Johnson also asked for the name of the GSA staff member who authorized handing the documents over to Mueller.

“GSA’s alleged actions could have serious ramifications for presidential transitions in the future,” Johnson wrote in the letter. “An incoming administration must be ready to govern on Day 1. Any threat to the close coordination between the transition and outgoing administration could create vulnerabilities to governance, readiness and national security.”

Over the weekend, Kory Langhofer, the counsel to Trump for America, said that the GSA “did not own or control the records in question,” and that the document release could violate the Fourth Amendment. That amendment  protects against unreasonable searches and seizures.

Trump for America is the nonprofit organization that facilitated the transition between former President Barack Obama and President Trump.

The GSA, a government agency, provided the transition team with office space and hosted its email servers.

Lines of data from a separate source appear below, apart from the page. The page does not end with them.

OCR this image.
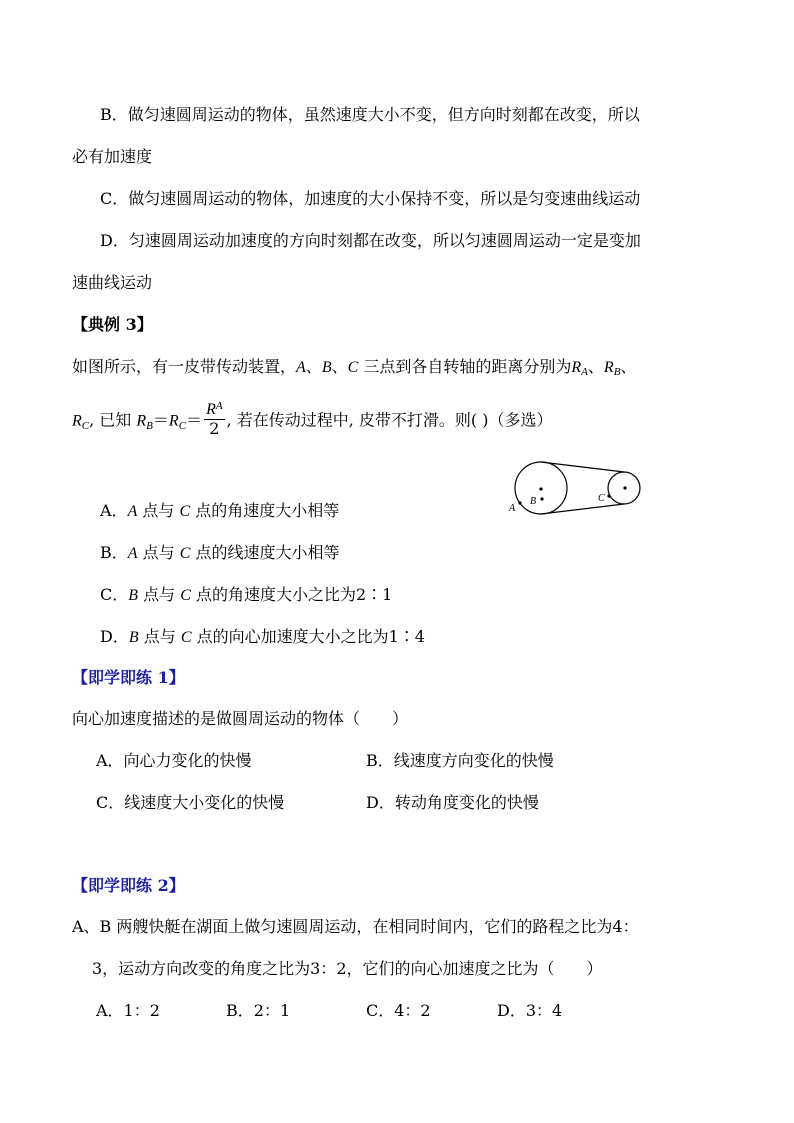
B．做匀速圆周运动的物体，虽然速度大小不变，但方向时刻都在改变，所以
必有加速度
C．做匀速圆周运动的物体，加速度的大小保持不变，所以是匀变速曲线运动
D．匀速圆周运动加速度的方向时刻都在改变，所以匀速圆周运动一定是变加
速曲线运动
【典例 3】
如图所示，有一皮带传动装置，A、B、C 三点到各自转轴的距离分别为$R_A$、$R_B$、
$R_C$, 已知 $R_B=R_C= \frac{R^A}{2}$ , 若在传动过程中, 皮带不打滑。则( )（多选）
A
B	C
A．A 点与 C 点的角速度大小相等
B．A 点与 C 点的线速度大小相等
C．B 点与 C 点的角速度大小之比为2∶1
D．B 点与 C 点的向心加速度大小之比为1∶4
【即学即练 1】
向心加速度描述的是做圆周运动的物体（　　）
A．向心力变化的快慢	B．线速度方向变化的快慢
C．线速度大小变化的快慢	D．转动角度变化的快慢
【即学即练 2】
A、B 两艘快艇在湖面上做匀速圆周运动，在相同时间内，它们的路程之比为4：
3，运动方向改变的角度之比为3：2，它们的向心加速度之比为（　　）
A．1：2	B．2：1	C．4：2	D．3：4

TRUMP TRANSITION LAWYER: MUELLER IMPROPERLY OBTAINED DOCUMENTS IN RUSSIA PROBE

In his letter to the agency, Johnson said the GSA did not have “authority” over transition documents. He said that the Presidential Transition Act of 1963 gave the  GSA a prominent role in the transition process, but that it “acts merely as a facilitator of office space, supplies and services.”

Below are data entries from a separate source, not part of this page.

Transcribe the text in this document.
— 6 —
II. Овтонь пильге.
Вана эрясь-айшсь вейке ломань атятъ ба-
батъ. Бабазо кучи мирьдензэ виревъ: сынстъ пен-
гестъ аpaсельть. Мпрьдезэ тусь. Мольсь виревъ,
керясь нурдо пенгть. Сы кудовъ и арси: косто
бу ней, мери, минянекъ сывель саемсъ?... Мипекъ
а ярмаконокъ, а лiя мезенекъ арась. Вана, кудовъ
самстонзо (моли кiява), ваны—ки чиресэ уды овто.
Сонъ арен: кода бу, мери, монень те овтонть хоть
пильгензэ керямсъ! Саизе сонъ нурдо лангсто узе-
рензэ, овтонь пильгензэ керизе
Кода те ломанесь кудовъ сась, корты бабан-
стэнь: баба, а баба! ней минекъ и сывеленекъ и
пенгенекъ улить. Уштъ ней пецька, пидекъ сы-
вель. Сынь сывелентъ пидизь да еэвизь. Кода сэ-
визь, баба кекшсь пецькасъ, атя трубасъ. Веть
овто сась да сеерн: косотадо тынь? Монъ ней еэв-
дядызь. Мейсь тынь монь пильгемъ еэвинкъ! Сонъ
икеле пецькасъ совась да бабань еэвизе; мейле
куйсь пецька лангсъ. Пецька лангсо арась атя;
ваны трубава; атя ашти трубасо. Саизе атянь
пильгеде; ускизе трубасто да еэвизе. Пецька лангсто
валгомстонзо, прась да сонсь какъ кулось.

“The National Archives and Records Administration considers records of the presidential transition team to be private records – not federal or presidential records," Johnson said. "GSA does not have authority over the transition’s operations, its employees or its records.”

The attorney said they discovered the “unauthorized disclosures” by the GSA on Dec. 12 and 13 and raised concerns with the special counsel’s office.

Those records included emails sent and received by 13 senior Trump transition officials. Among the officials who used transition email accounts was the former national security adviser Michael Flynn, who pleaded guilty to a count of making false statements to FBI agents in January and is now cooperating with Mueller's investigation.

“GSA’s alleged actions could have serious ramifications for presidential transitions in the future."

— Wisconsin Sen. Ron Johnson, chairman of the Senate homeland security committee

The special counsel's office has said it went through the "appropriate" process to obtain the emails.

“When we have obtained emails in the course of our ongoing criminal investigation, we have secured either the account owner’s consent or appropriate criminal process,” Peter Carr, spokesman for the special counsel’s office, told Fox News.